Mexico: people challenge the state

FRFI 193 October / November 2006

On 16 September up to a million supporters on the streets of Mexico City declared Lopez Obrador as the legitimate President of Mexico, following the country’s Electoral Tribunal’s decision that the ruling class candidate Felipe Calderon had won the fraudulent 2 July presidential election. The Tribunal ruled for Calderon despite acknowledging that outgoing President Fox’s interference in the election had put it ‘at risk’; that transnational and national corporation- funded anti-Obrador commercials were illegal; and that Calderon, whose claimed majority was a mere 237,000 or 0.55%, had been awarded thousands of unsubstantiated votes.

Obrador and his PRD (Party of the Democratic Revolution) have kept up mobilisations since the ruling class stole the elections. Gatherings of hundreds of thousands have taken place in Mexico City. Calderon is hounded wherever he goes and prevented from speaking at public rallies. The reasons for the massive support for Obrador and his anti-poverty message are clear. Of 44 million workers, only 22 million have formal employment; nine million have been forced to emigrate to the US to find work, and the rest are either unemployed or working in the informal sector in near destitution. Millions of farm workers face being thrown out of corn production because of subsidised US imports.

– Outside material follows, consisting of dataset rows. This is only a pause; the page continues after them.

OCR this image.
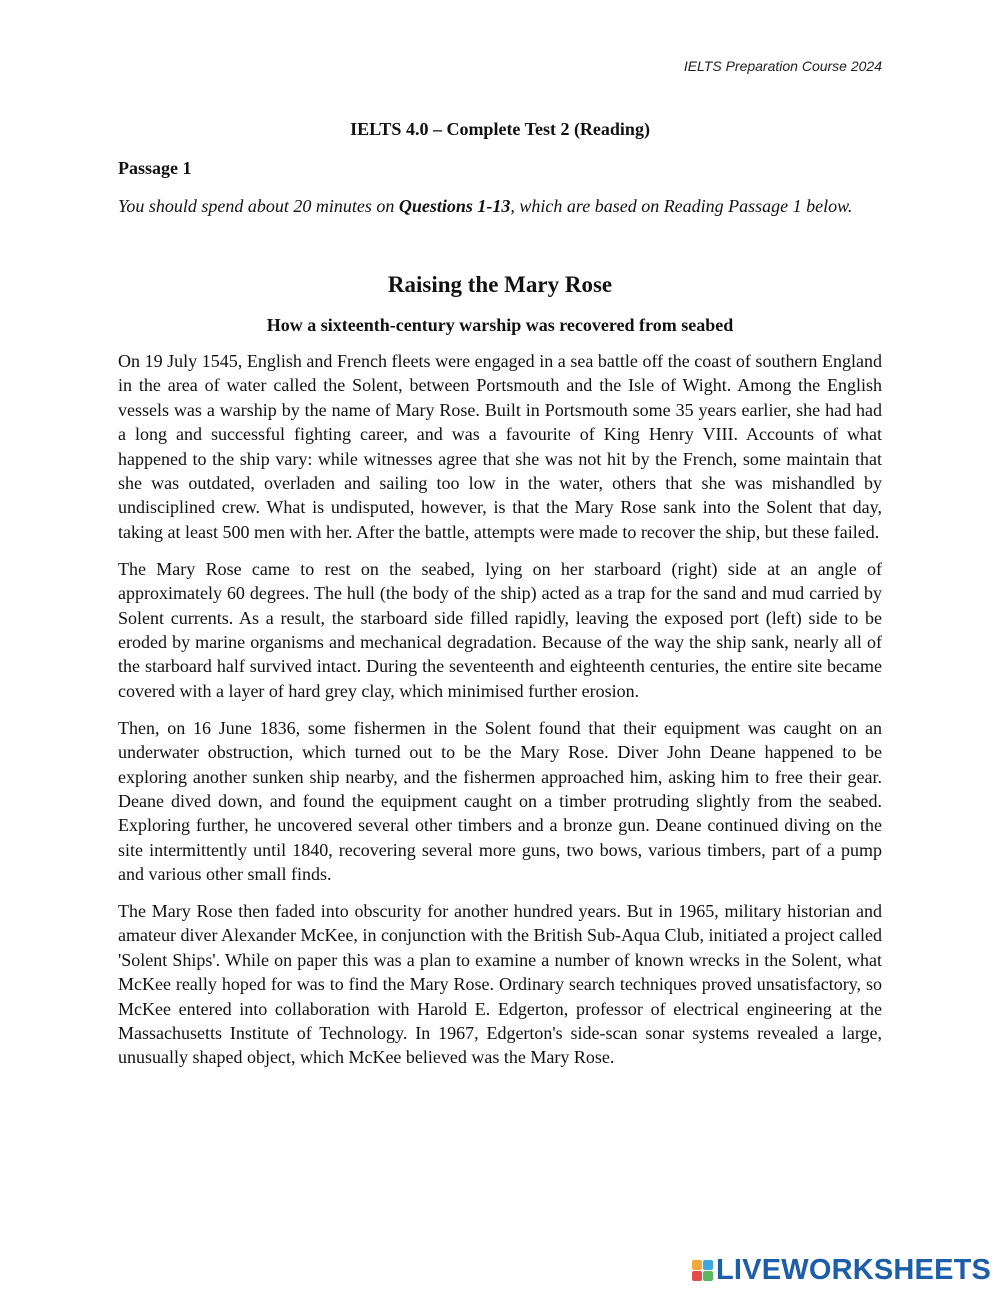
IELTS Preparation Course 2024
IELTS 4.0 – Complete Test 2 (Reading)
Passage 1
You should spend about 20 minutes on Questions 1-13, which are based on Reading Passage 1 below.
Raising the Mary Rose
How a sixteenth-century warship was recovered from seabed

On 19 July 1545, English and French fleets were engaged in a sea battle off the coast of southern England in the area of water called the Solent, between Portsmouth and the Isle of Wight. Among the English vessels was a warship by the name of Mary Rose. Built in Portsmouth some 35 years earlier, she had had a long and successful fighting career, and was a favourite of King Henry VIII. Accounts of what happened to the ship vary: while witnesses agree that she was not hit by the French, some maintain that she was outdated, overladen and sailing too low in the water, others that she was mishandled by undisciplined crew. What is undisputed, however, is that the Mary Rose sank into the Solent that day, taking at least 500 men with her. After the battle, attempts were made to recover the ship, but these failed.

The Mary Rose came to rest on the seabed, lying on her starboard (right) side at an angle of approximately 60 degrees. The hull (the body of the ship) acted as a trap for the sand and mud carried by Solent currents. As a result, the starboard side filled rapidly, leaving the exposed port (left) side to be eroded by marine organisms and mechanical degradation. Because of the way the ship sank, nearly all of the starboard half survived intact. During the seventeenth and eighteenth centuries, the entire site became covered with a layer of hard grey clay, which minimised further erosion.

Then, on 16 June 1836, some fishermen in the Solent found that their equipment was caught on an underwater obstruction, which turned out to be the Mary Rose. Diver John Deane happened to be exploring another sunken ship nearby, and the fishermen approached him, asking him to free their gear. Deane dived down, and found the equipment caught on a timber protruding slightly from the seabed. Exploring further, he uncovered several other timbers and a bronze gun. Deane continued diving on the site intermittently until 1840, recovering several more guns, two bows, various timbers, part of a pump and various other small finds.

The Mary Rose then faded into obscurity for another hundred years. But in 1965, military historian and amateur diver Alexander McKee, in conjunction with the British Sub-Aqua Club, initiated a project called 'Solent Ships'. While on paper this was a plan to examine a number of known wrecks in the Solent, what McKee really hoped for was to find the Mary Rose. Ordinary search techniques proved unsatisfactory, so McKee entered into collaboration with Harold E. Edgerton, professor of electrical engineering at the Massachusetts Institute of Technology. In 1967, Edgerton's side-scan sonar systems revealed a large, unusually shaped object, which McKee believed was the Mary Rose.

LIVEWORKSHEETS
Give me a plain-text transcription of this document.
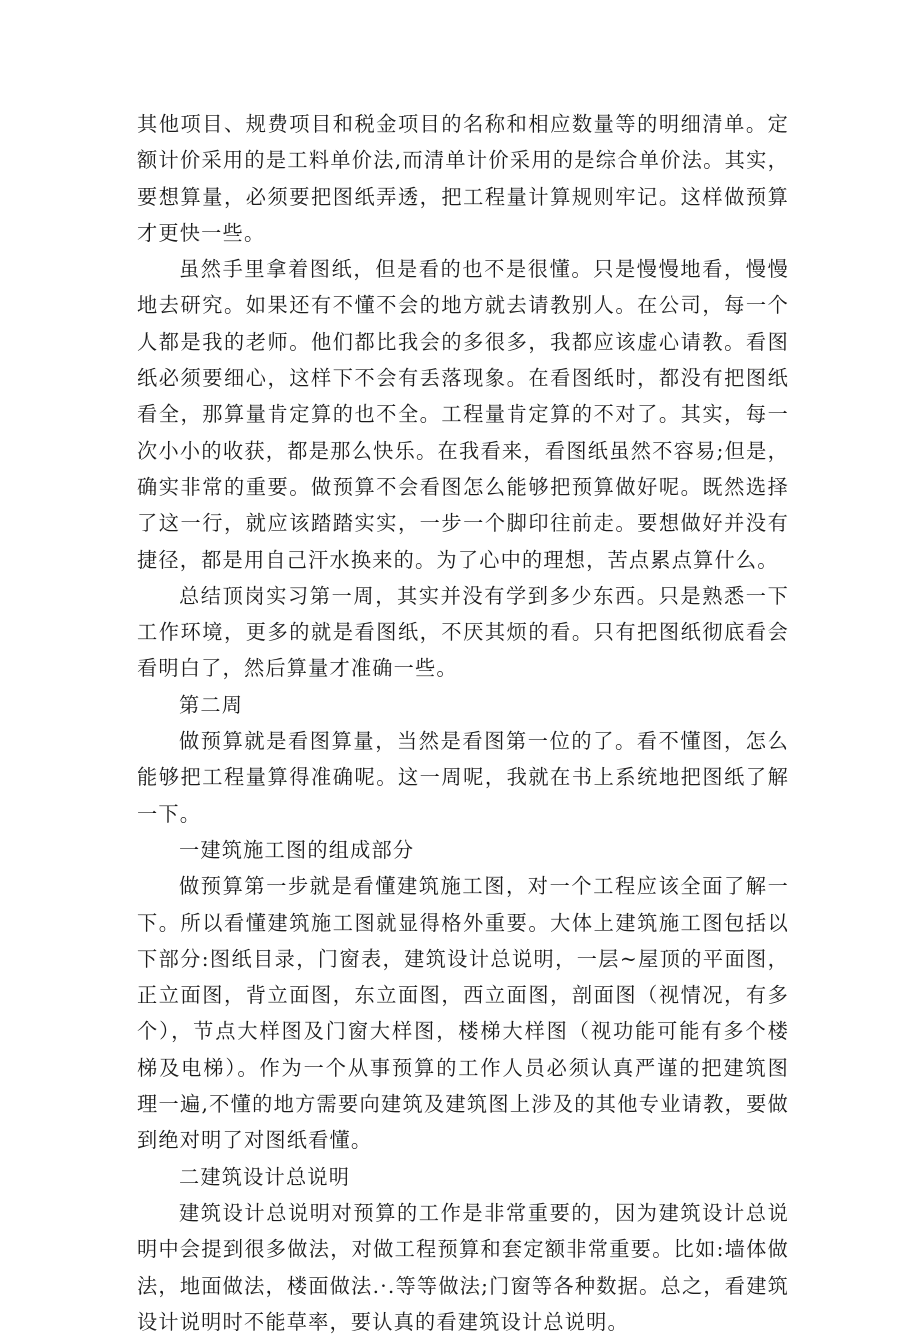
其他项目、规费项目和税金项目的名称和相应数量等的明细清单。定额计价采用的是工料单价法,而清单计价采用的是综合单价法。其实，要想算量，必须要把图纸弄透，把工程量计算规则牢记。这样做预算才更快一些。

虽然手里拿着图纸，但是看的也不是很懂。只是慢慢地看，慢慢地去研究。如果还有不懂不会的地方就去请教别人。在公司，每一个人都是我的老师。他们都比我会的多很多，我都应该虚心请教。看图纸必须要细心，这样下不会有丢落现象。在看图纸时，都没有把图纸看全，那算量肯定算的也不全。工程量肯定算的不对了。其实，每一次小小的收获，都是那么快乐。在我看来，看图纸虽然不容易;但是，确实非常的重要。做预算不会看图怎么能够把预算做好呢。既然选择了这一行，就应该踏踏实实，一步一个脚印往前走。要想做好并没有捷径，都是用自己汗水换来的。为了心中的理想，苦点累点算什么。

总结顶岗实习第一周，其实并没有学到多少东西。只是熟悉一下工作环境，更多的就是看图纸，不厌其烦的看。只有把图纸彻底看会看明白了，然后算量才准确一些。

第二周

做预算就是看图算量，当然是看图第一位的了。看不懂图，怎么能够把工程量算得准确呢。这一周呢，我就在书上系统地把图纸了解一下。

一建筑施工图的组成部分

做预算第一步就是看懂建筑施工图，对一个工程应该全面了解一下。所以看懂建筑施工图就显得格外重要。大体上建筑施工图包括以下部分:图纸目录，门窗表，建筑设计总说明，一层~屋顶的平面图，正立面图，背立面图，东立面图，西立面图，剖面图（视情况，有多个），节点大样图及门窗大样图，楼梯大样图（视功能可能有多个楼梯及电梯）。作为一个从事预算的工作人员必须认真严谨的把建筑图理一遍,不懂的地方需要向建筑及建筑图上涉及的其他专业请教，要做到绝对明了对图纸看懂。

二建筑设计总说明

建筑设计总说明对预算的工作是非常重要的，因为建筑设计总说明中会提到很多做法，对做工程预算和套定额非常重要。比如:墙体做法，地面做法，楼面做法.·.等等做法;门窗等各种数据。总之，看建筑设计说明时不能草率，要认真的看建筑设计总说明。
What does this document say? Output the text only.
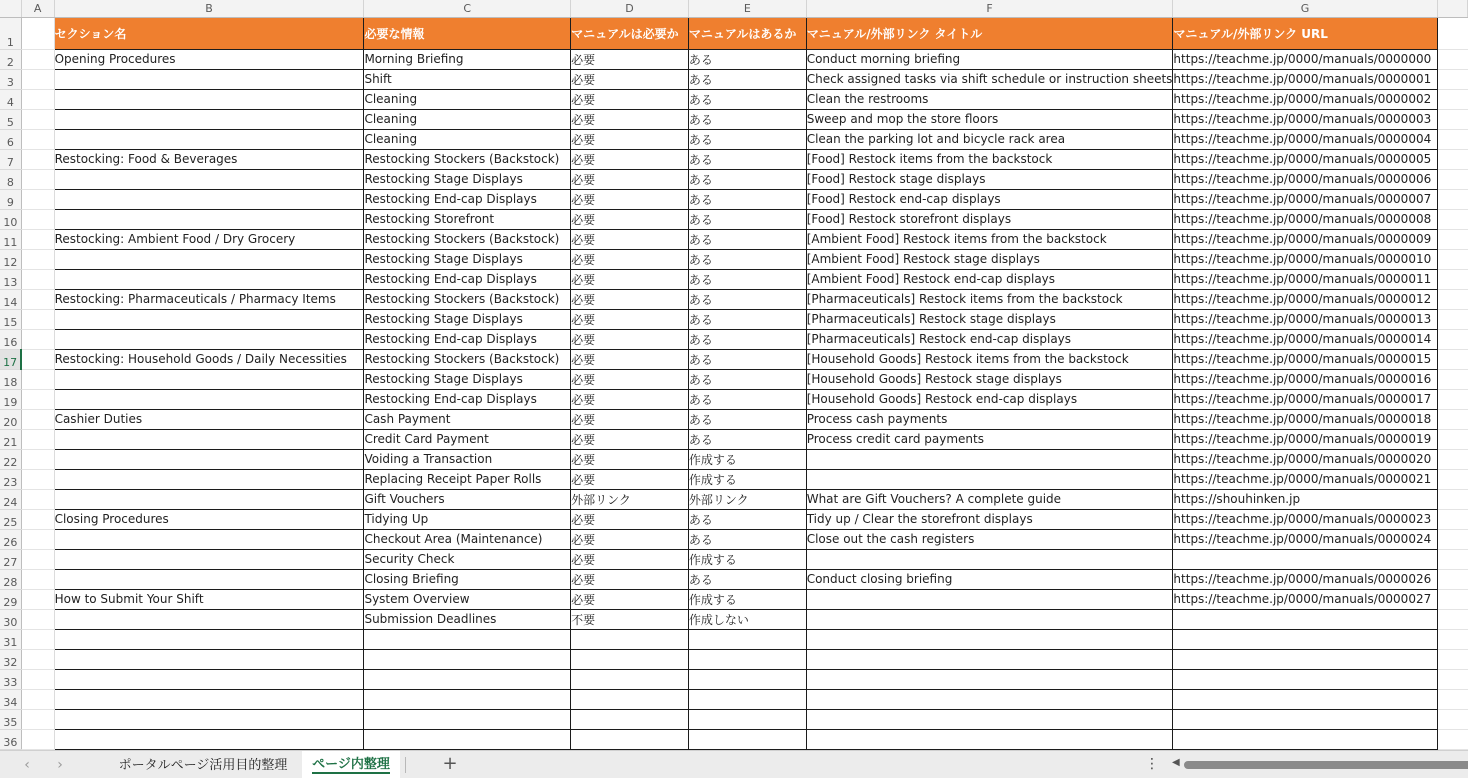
	A	B	C	D	E	F	G	
1		セクション名	必要な情報	マニュアルは必要か	マニュアルはあるか	マニュアル/外部リンク タイトル	マニュアル/外部リンク URL	
2		Opening Procedures	Morning Briefing	必要	ある	Conduct morning briefing	https://teachme.jp/0000/manuals/0000000	
3			Shift	必要	ある	Check assigned tasks via shift schedule or instruction sheets	https://teachme.jp/0000/manuals/0000001	
4			Cleaning	必要	ある	Clean the restrooms	https://teachme.jp/0000/manuals/0000002	
5			Cleaning	必要	ある	Sweep and mop the store floors	https://teachme.jp/0000/manuals/0000003	
6			Cleaning	必要	ある	Clean the parking lot and bicycle rack area	https://teachme.jp/0000/manuals/0000004	
7		Restocking: Food & Beverages	Restocking Stockers (Backstock)	必要	ある	[Food] Restock items from the backstock	https://teachme.jp/0000/manuals/0000005	
8			Restocking Stage Displays	必要	ある	[Food] Restock stage displays	https://teachme.jp/0000/manuals/0000006	
9			Restocking End-cap Displays	必要	ある	[Food] Restock end-cap displays	https://teachme.jp/0000/manuals/0000007	
10			Restocking Storefront	必要	ある	[Food] Restock storefront displays	https://teachme.jp/0000/manuals/0000008	
11		Restocking: Ambient Food / Dry Grocery	Restocking Stockers (Backstock)	必要	ある	[Ambient Food] Restock items from the backstock	https://teachme.jp/0000/manuals/0000009	
12			Restocking Stage Displays	必要	ある	[Ambient Food] Restock stage displays	https://teachme.jp/0000/manuals/0000010	
13			Restocking End-cap Displays	必要	ある	[Ambient Food] Restock end-cap displays	https://teachme.jp/0000/manuals/0000011	
14		Restocking: Pharmaceuticals / Pharmacy Items	Restocking Stockers (Backstock)	必要	ある	[Pharmaceuticals] Restock items from the backstock	https://teachme.jp/0000/manuals/0000012	
15			Restocking Stage Displays	必要	ある	[Pharmaceuticals] Restock stage displays	https://teachme.jp/0000/manuals/0000013	
16			Restocking End-cap Displays	必要	ある	[Pharmaceuticals] Restock end-cap displays	https://teachme.jp/0000/manuals/0000014	
17		Restocking: Household Goods / Daily Necessities	Restocking Stockers (Backstock)	必要	ある	[Household Goods] Restock items from the backstock	https://teachme.jp/0000/manuals/0000015	
18			Restocking Stage Displays	必要	ある	[Household Goods] Restock stage displays	https://teachme.jp/0000/manuals/0000016	
19			Restocking End-cap Displays	必要	ある	[Household Goods] Restock end-cap displays	https://teachme.jp/0000/manuals/0000017	
20		Cashier Duties	Cash Payment	必要	ある	Process cash payments	https://teachme.jp/0000/manuals/0000018	
21			Credit Card Payment	必要	ある	Process credit card payments	https://teachme.jp/0000/manuals/0000019	
22			Voiding a Transaction	必要	作成する		https://teachme.jp/0000/manuals/0000020	
23			Replacing Receipt Paper Rolls	必要	作成する		https://teachme.jp/0000/manuals/0000021	
24			Gift Vouchers	外部リンク	外部リンク	What are Gift Vouchers? A complete guide	https://shouhinken.jp	
25		Closing Procedures	Tidying Up	必要	ある	Tidy up / Clear the storefront displays	https://teachme.jp/0000/manuals/0000023	
26			Checkout Area (Maintenance)	必要	ある	Close out the cash registers	https://teachme.jp/0000/manuals/0000024	
27			Security Check	必要	作成する			
28			Closing Briefing	必要	ある	Conduct closing briefing	https://teachme.jp/0000/manuals/0000026	
29		How to Submit Your Shift	System Overview	必要	作成する		https://teachme.jp/0000/manuals/0000027	
30			Submission Deadlines	不要	作成しない			
31								
32								
33								
34								
35								
36								
‹	›	ポータルページ活用目的整理	ページ内整理	+	⋮ ◀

Obrador will be ‘inaugurated’ at a popular assembly on 20 November and will set up a parallel administration. He has declared that Calderon will not be able to govern, especially when it comes to the sale of state-owned oil company Pemex. Oaxaca, one of Mexico’s 31 states, is already proving ungovernable for the ruling class. Since the failed attempt to suppress striking teachers in June (see FRFI 192) a huge mass movement has taken over Oaxaca City. Organised through the Popular Assembly of the People of Oaxaca (APPO), the people have taken over the city hall and seized nine radio stations. Their immediate objective is the removal of the hated state governor Ulisses Ruiz. He has already fled the city. Ruiz won office through a fraudulent election and ruled with armed thugs. However, his attempt to smash the teachers with riot police on 14 June completely backfired. Three days later a state-wide popular assembly with representation from 85 popular organisations established APPO as the supreme authority in Oaxaca. On 1 August, women seized radio stations and the state television studios. For three weeks, ordinary people were able to broadcast across the state about the wretchedness of their lives: the lack of schools, of basic sanitation, the loss of their land to developers, of their suffering under neo-liberalism. TV station Channel 9 also broadcast a programme on the Palestinian people in the Occupied Territories. Police and state officials shot up and smashed equipment in the transmission tower. People responded seizing more radio stations to broadcast on behalf of APPO. APPO calls for a national popular assembly and for a constitutional convention. With the campaign for Obrador’s parallel government gathering momentum the Mexican ruling class has reason to be afraid.